There is some hope, of course. With the conversation on race and law enforcement loud and vigorous one year after Eric Garner’s death on Staten Island, lawmakers are making baby steps. Politico reports that congressional Republicans are inching toward considering legislation on police reform following the demonstrations over the deaths of Garner, Brown, Gray, and Walter Scott, who was shot and killed while fleeing a traffic stop in South Carolina.
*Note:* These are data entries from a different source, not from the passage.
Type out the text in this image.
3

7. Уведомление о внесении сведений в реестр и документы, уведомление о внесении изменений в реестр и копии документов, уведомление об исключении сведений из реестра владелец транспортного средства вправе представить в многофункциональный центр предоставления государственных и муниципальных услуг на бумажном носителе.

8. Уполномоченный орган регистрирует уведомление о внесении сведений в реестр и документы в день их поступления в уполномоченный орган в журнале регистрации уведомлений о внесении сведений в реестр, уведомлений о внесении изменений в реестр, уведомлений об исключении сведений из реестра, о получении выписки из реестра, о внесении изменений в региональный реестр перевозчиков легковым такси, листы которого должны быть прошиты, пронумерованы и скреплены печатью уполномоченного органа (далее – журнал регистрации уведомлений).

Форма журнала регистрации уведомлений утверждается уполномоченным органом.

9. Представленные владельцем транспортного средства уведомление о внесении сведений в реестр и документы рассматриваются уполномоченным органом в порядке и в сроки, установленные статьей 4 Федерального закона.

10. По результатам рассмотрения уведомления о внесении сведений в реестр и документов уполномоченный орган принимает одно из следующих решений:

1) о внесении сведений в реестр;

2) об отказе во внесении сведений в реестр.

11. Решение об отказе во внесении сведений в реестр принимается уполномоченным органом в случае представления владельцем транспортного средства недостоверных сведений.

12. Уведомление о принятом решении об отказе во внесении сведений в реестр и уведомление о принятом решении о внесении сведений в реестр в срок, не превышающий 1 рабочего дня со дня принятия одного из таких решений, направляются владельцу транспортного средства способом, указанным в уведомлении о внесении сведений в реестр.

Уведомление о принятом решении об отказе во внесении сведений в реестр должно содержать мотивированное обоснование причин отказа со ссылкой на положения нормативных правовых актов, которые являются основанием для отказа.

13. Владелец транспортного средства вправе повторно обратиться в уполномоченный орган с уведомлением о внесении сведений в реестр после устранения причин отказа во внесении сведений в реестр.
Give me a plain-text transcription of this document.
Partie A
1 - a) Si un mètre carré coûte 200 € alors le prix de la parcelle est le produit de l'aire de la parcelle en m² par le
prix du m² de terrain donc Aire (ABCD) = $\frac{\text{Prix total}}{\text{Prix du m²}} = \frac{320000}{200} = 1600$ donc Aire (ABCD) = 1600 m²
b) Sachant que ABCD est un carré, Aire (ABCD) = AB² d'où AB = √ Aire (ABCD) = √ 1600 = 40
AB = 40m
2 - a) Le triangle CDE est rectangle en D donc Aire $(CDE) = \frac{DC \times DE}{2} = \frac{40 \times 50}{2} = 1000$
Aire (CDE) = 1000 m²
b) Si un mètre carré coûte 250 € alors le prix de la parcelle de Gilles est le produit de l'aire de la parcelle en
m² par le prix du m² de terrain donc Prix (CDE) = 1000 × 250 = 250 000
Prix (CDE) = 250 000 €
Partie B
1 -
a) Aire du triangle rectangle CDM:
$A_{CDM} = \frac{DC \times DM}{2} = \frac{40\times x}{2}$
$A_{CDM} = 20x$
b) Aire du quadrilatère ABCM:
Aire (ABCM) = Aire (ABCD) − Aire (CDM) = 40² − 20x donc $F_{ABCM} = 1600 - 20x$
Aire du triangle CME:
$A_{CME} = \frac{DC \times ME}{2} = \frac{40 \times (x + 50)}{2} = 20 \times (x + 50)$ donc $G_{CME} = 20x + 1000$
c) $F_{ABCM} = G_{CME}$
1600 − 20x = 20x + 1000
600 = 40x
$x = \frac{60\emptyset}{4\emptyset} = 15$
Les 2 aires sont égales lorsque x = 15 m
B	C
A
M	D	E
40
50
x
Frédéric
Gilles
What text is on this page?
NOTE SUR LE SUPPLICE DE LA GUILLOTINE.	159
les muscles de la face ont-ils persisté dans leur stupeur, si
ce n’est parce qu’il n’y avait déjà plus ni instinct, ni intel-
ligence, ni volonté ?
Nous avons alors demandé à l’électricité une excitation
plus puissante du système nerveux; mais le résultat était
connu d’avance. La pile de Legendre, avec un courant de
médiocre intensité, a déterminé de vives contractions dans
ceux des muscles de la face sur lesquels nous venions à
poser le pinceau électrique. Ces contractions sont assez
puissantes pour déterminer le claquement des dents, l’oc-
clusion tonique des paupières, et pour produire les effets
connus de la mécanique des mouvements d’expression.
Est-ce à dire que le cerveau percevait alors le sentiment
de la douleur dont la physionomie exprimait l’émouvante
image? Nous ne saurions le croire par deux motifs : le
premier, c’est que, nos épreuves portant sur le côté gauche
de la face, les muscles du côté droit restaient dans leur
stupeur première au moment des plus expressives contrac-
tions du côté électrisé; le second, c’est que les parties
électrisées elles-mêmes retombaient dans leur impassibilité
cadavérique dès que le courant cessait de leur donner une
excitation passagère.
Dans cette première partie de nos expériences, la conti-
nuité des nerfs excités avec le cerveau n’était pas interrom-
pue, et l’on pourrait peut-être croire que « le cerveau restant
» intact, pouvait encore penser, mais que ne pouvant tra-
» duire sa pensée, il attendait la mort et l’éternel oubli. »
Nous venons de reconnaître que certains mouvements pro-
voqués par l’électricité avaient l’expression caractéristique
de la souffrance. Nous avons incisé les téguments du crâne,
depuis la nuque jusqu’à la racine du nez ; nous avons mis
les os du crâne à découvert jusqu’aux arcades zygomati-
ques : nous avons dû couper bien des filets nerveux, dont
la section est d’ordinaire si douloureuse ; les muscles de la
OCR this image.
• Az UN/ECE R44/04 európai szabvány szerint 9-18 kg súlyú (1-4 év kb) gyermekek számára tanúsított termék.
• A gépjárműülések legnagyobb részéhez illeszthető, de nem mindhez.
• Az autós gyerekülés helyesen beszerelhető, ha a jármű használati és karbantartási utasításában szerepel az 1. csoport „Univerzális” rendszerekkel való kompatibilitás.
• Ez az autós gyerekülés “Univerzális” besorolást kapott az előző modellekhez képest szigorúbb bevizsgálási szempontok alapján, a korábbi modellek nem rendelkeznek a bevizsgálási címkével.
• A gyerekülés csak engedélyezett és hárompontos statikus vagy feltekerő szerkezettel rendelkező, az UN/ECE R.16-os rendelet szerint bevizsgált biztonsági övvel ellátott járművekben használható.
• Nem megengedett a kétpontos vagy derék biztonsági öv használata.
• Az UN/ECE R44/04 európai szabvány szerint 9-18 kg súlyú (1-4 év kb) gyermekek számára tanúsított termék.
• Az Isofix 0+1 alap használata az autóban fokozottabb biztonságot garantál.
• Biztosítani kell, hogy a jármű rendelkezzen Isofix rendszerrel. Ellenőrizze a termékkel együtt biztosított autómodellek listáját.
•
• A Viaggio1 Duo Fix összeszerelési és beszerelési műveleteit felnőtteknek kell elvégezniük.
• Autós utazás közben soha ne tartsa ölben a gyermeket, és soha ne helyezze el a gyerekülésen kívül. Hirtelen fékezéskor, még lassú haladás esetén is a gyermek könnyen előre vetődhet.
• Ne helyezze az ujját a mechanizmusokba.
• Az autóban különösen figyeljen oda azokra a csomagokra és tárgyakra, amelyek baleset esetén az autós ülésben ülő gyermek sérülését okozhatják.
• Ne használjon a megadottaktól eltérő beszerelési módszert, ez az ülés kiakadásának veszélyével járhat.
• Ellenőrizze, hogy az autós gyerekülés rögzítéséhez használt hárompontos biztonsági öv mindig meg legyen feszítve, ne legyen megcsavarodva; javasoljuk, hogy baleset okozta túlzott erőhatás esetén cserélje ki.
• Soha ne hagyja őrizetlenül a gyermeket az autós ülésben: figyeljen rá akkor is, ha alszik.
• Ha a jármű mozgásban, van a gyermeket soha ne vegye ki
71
Even Cuomo’s appointment of Attorney General Schneiderman came with a renewed call from the governor for change in the relationship between police and the communities they ostensibly serve.
“When a community doesn’t have trust for the fairness of the criminal justice system it creates anarchy and we have had a series of incidents in New York that have raised that question repeatedly,” Cuomo said last week. “It is a crisis of trust.” By the looks of it, New York—and cities across of America—have a long way to go to mend that trust. While white politicians drag their feet in endless committee meetings, Eric Garner is still dead—and sadly, he probably won’t be the last innocent black man to die at the hands of the men who swore to protect them.